The Madras High Court on Monday, December 6, restrained the Union government from taking any coercive action against digital media firms under the new Information Technology Rules, 2021. The first bench of Acting Chief Justice MN Bhandari and Justice PD Audikesavalu gave the injunction when a new Public Interest Litigation (PIL) petition from the Indian Broadcasters and Digital Media Foundation came up for hearing on Monday.
"The respondents (Centre) are restrained from taking any coercive action without the permission of the Court," the bench said and posted the matter for further hearing on January 25. The petition challenged the provisions of Information Technology (Intermediary Guidelines and Digital Media Ethics Code) Rules, brought in February this year.
In September this year, the Madras High Court had stayed two sub-sections under IT Rules 2021's Rule 9, which provide for a three-tier structure for addressing the grievances made in relation to publishers, under the Code of Ethics annexed to the rules. A bench of then Chief Justice Sanjib Banerjee and Justice PD Audikesavulu passed the order on two petitions that were filed challenging the validity of the IT Rules. Musician TM Krishna had filed a public interest litigation, while the Digital News Publishers Association, and journalist Mukund Padmanabhan had also filed a writ petition in the matter.

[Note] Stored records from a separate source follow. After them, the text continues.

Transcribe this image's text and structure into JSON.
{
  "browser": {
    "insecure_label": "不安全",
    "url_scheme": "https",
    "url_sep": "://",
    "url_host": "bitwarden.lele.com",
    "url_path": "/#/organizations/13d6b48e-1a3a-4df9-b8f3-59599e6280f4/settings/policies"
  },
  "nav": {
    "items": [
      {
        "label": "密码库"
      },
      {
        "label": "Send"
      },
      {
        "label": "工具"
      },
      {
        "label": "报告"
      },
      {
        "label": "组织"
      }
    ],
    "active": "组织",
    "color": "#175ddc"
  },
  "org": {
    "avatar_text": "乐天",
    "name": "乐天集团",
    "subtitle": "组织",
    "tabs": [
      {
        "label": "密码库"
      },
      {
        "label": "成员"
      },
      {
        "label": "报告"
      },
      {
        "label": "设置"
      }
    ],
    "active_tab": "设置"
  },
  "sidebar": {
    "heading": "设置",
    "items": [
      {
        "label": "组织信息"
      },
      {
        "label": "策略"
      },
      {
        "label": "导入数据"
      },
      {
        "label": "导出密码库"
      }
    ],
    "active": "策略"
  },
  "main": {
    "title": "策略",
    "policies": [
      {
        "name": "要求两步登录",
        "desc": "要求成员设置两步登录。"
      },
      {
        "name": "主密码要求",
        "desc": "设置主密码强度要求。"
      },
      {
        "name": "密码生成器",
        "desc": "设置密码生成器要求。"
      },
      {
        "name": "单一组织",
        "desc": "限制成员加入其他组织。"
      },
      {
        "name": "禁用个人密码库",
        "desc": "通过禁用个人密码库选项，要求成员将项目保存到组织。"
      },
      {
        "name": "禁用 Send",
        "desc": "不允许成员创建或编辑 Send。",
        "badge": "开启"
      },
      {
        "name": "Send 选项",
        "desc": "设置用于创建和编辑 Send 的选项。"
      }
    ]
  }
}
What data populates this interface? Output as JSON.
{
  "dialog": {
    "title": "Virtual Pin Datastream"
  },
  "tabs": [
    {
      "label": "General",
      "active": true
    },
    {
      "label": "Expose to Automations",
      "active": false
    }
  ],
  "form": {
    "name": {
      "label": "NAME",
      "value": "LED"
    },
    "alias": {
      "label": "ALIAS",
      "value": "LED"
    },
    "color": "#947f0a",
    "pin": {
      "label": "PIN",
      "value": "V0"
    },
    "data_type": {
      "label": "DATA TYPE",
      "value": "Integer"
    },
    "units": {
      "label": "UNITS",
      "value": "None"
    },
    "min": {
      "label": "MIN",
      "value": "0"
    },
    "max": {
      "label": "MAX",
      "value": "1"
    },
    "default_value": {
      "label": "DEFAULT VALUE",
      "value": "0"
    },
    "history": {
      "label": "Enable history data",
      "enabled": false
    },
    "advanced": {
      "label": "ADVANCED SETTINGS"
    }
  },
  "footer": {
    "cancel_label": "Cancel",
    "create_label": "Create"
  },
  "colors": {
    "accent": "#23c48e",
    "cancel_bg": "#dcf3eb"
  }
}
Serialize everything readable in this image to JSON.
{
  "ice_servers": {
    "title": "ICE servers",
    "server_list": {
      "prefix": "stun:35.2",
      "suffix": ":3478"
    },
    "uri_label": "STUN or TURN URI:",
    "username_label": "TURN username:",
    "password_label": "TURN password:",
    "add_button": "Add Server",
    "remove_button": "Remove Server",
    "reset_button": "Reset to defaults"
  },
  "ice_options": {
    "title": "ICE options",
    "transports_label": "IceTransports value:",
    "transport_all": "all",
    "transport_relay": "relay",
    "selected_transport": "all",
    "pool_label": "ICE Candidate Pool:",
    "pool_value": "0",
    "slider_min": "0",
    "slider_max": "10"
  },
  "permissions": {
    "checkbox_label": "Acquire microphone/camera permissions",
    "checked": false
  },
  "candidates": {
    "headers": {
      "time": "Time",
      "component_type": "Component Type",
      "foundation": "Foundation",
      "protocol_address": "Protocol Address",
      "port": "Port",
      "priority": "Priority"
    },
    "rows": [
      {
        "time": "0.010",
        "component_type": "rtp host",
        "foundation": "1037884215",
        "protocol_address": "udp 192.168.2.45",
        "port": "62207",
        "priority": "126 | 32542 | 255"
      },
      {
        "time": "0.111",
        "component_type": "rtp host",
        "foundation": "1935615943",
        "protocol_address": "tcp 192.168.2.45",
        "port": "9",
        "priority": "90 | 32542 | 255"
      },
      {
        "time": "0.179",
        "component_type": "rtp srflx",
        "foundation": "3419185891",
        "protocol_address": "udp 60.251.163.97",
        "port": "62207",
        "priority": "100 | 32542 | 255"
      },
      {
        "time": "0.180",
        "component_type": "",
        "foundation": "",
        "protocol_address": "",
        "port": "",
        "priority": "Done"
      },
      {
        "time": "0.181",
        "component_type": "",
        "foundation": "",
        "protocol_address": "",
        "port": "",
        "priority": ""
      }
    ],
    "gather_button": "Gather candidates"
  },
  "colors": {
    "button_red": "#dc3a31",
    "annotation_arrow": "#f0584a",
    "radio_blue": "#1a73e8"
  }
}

The Madras High Court is not the only court hearing challenges to the new IT Rules. Earlier, the petitioner's senior counsel alleged that the Union government was initiating penal action as per the provisions of the Rules, even though the Bombay High Court had granted an interim stay on the IT Rules a couple of months ago. The Bombay High Court had on August 14 this year stayed the operation of sub-rules (1) and (3) of Rule 9 of the said Rules of 2021. The Kerala High Court had also passed a similar order restraining the Union government from taking any action.
WhatsApp has also challenged the IT Rules in the Delhi High Court. In August, a bench headed by Chief Justice DN Patel had sought the Union government's stand on WhatsApp petition challenging new rule on the ground it violates the right to privacy and is unconstitutional. WhatsApp's parent company Facebook has also mounted a similar challenge to the rule.
In its plea, WhatsApp had said that the traceability requirement forced it break end-to-end encryption and thus infringe upon the fundamental rights to privacy and free speech of the hundreds of millions of citizens using its platform to communicate privately and securely.
The Union government, in its response, has said that the petition by WhatsApp is not maintainable as a challenge to the constitutionality of any Indian law is not maintainable at the instance of a foreign commercial entity.